En esta situación tuvo lugar el Sínodo de la Vida Consagrada; un acontecimiento que llamó la atención de los religiosos desde finales de 1991, cuando lo anunció Juan Pablo II, hasta la primavera de 1996, en que se publicó la Exhortación “Vita Consecrata”. Renació el interés, las reuniones, publicaciones, discusiones…, como no sucedía ya desde hacía años. Un gran acontecimiento cuyo momento culminante fue el período de la celebración de la IX Asamblea Sínodo de los Obispos, del 2 al 29 de Octubre 1994. La Exhortación que le siguió dos años después, ha sido sin duda el documento más importante del Magistero sobre la Vida Consagrada, desde el Vaticano II hasta hoy; un texto incluso mucho más rico y completo que lo que dijo el concilio, aunque supone cuanto entonces y en aquellos años sucesivos se dijo.
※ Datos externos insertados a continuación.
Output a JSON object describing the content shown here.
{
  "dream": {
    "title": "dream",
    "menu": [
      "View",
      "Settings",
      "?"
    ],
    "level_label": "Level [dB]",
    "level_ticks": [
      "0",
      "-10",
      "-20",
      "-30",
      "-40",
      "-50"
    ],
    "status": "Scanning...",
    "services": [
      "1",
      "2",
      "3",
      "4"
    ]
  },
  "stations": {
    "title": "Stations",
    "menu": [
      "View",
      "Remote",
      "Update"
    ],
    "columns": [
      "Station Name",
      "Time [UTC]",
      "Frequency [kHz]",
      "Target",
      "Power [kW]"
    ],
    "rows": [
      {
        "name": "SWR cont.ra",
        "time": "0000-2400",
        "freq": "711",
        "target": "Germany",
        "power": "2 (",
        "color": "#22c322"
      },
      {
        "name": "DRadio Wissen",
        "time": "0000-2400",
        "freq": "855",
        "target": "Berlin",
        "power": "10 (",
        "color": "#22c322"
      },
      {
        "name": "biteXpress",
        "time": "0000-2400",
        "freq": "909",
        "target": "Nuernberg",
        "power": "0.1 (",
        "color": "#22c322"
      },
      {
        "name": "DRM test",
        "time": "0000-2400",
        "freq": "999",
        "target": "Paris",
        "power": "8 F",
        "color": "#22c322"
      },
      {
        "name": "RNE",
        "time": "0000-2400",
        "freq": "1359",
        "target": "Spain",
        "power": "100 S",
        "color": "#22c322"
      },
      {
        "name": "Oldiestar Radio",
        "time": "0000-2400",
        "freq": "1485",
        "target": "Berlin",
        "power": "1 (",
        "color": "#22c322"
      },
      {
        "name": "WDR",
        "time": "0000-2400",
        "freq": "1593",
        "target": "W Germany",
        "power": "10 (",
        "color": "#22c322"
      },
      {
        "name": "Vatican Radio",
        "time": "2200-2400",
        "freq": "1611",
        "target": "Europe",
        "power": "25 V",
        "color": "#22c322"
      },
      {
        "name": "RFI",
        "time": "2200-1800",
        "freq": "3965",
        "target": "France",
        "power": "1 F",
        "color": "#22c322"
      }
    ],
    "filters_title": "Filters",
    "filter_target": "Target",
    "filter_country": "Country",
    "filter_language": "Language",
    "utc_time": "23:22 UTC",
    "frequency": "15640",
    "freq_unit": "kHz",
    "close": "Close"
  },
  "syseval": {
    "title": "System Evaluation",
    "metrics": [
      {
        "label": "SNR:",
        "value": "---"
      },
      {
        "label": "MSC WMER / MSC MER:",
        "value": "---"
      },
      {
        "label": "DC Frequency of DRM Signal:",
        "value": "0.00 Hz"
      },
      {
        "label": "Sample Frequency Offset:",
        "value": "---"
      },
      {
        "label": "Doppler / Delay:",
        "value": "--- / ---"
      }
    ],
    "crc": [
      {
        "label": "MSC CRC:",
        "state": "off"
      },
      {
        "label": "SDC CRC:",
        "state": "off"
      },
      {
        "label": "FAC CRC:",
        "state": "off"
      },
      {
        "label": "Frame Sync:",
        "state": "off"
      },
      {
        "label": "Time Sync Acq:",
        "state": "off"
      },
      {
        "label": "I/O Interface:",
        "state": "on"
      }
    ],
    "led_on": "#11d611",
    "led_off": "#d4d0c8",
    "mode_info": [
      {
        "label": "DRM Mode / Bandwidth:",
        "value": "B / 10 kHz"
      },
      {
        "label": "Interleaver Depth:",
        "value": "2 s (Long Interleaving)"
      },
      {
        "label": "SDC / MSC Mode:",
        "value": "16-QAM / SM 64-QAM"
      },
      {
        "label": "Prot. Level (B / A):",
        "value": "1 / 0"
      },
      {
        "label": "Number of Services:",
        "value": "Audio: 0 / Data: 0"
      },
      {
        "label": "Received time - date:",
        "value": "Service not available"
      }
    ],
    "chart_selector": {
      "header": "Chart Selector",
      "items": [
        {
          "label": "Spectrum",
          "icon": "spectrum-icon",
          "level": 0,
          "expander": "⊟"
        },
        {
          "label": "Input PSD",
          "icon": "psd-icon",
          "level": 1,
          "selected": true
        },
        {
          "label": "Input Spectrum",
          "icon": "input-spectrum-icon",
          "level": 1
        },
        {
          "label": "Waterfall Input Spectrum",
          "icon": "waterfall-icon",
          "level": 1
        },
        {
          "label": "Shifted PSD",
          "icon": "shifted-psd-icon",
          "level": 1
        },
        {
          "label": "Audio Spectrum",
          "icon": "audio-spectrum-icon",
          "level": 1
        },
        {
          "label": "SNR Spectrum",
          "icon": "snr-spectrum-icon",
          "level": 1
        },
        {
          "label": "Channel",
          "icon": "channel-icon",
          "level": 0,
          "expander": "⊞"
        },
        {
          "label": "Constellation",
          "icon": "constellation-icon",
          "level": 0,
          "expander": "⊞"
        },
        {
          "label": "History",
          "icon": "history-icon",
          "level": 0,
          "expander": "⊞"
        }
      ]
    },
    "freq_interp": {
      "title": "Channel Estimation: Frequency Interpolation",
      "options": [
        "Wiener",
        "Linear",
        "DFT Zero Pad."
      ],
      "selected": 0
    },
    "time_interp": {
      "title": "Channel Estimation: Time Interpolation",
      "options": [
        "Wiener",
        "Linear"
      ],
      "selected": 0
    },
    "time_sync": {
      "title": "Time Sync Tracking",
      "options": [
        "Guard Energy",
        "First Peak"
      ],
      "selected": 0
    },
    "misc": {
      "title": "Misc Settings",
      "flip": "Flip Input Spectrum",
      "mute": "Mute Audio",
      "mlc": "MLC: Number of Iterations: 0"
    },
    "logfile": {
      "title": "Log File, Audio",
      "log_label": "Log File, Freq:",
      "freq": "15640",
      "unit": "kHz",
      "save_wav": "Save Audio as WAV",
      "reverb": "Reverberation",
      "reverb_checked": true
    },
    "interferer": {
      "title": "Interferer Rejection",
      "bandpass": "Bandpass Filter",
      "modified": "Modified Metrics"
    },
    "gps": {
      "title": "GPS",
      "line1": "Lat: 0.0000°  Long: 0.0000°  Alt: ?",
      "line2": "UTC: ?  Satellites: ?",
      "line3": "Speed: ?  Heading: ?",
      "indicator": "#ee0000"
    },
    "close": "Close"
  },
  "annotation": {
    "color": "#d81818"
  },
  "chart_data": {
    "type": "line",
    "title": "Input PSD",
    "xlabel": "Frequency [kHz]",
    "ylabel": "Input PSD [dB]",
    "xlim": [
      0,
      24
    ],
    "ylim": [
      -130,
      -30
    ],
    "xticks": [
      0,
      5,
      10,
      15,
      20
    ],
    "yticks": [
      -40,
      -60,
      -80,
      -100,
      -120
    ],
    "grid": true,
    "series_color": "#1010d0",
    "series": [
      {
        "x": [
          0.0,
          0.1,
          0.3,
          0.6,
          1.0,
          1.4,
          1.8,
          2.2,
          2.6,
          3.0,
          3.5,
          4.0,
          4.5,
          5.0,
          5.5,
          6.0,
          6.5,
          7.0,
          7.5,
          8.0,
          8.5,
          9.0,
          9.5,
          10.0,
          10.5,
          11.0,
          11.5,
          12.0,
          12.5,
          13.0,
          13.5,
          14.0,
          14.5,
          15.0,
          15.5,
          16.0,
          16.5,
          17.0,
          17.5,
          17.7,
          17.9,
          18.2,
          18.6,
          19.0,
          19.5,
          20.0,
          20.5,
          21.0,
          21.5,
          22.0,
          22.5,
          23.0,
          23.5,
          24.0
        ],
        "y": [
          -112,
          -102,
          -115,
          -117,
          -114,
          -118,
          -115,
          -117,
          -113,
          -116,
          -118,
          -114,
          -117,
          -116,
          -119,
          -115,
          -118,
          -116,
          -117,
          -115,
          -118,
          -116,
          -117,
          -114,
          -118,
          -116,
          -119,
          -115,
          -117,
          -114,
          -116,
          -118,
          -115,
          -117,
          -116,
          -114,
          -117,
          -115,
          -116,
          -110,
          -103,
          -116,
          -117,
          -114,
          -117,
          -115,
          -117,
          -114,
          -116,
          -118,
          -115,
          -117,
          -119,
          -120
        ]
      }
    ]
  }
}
Un documento, sin embargo, cuyo influjo concreto en la Vida Consagrada de estos años ha dependido y depende todavía hoy de lo que cada religioso y especialmente los formadores lo hayan leído y asimilado; y sobre este punto es necesario que cada uno se examine, de lo contrario corremos el riesgo de tener óptimos documentos (como sucede a veces con los nuevos textos constitucionales), pero puntualmente ignorados por muchos de los interesados. A la Exhortación hay que añadir otro magnífico documento, “La Vida Fraterna en Comunidad” (1994). Después de la Exhortación, el Magisterio ha acompañado todavía la vida de los religiosos con otras publicaciones importantes: “La Colaboración entre los Institutos para la Formación” (1998), el “Verbi Sponsa” (1999) –la única respuesta dada hasta ahora a los problemas que la Exhortación prometía profundizar y dar soluciones (cf. nn. 57-62)-, el “Caminar desde Cristo” (2002) y, finalmente, el “Faciem Tuam” (2008) sobre el tema de la autoridad y la obediencia en la Vida Consagrada.


(Extracto de la charla dirigida a los PP. Mercedarios, en el Curso de Formación permanente, Roma 2012).

[1] Cf. Perfectae Caritatis. 15. Cuántas veces, y probablemente con tanta buena voluntad, nuestras comunidades preconciliares parecían ahora, más que fraternidades evangélicas, un ejemplo residuo de clasismo decimonónico.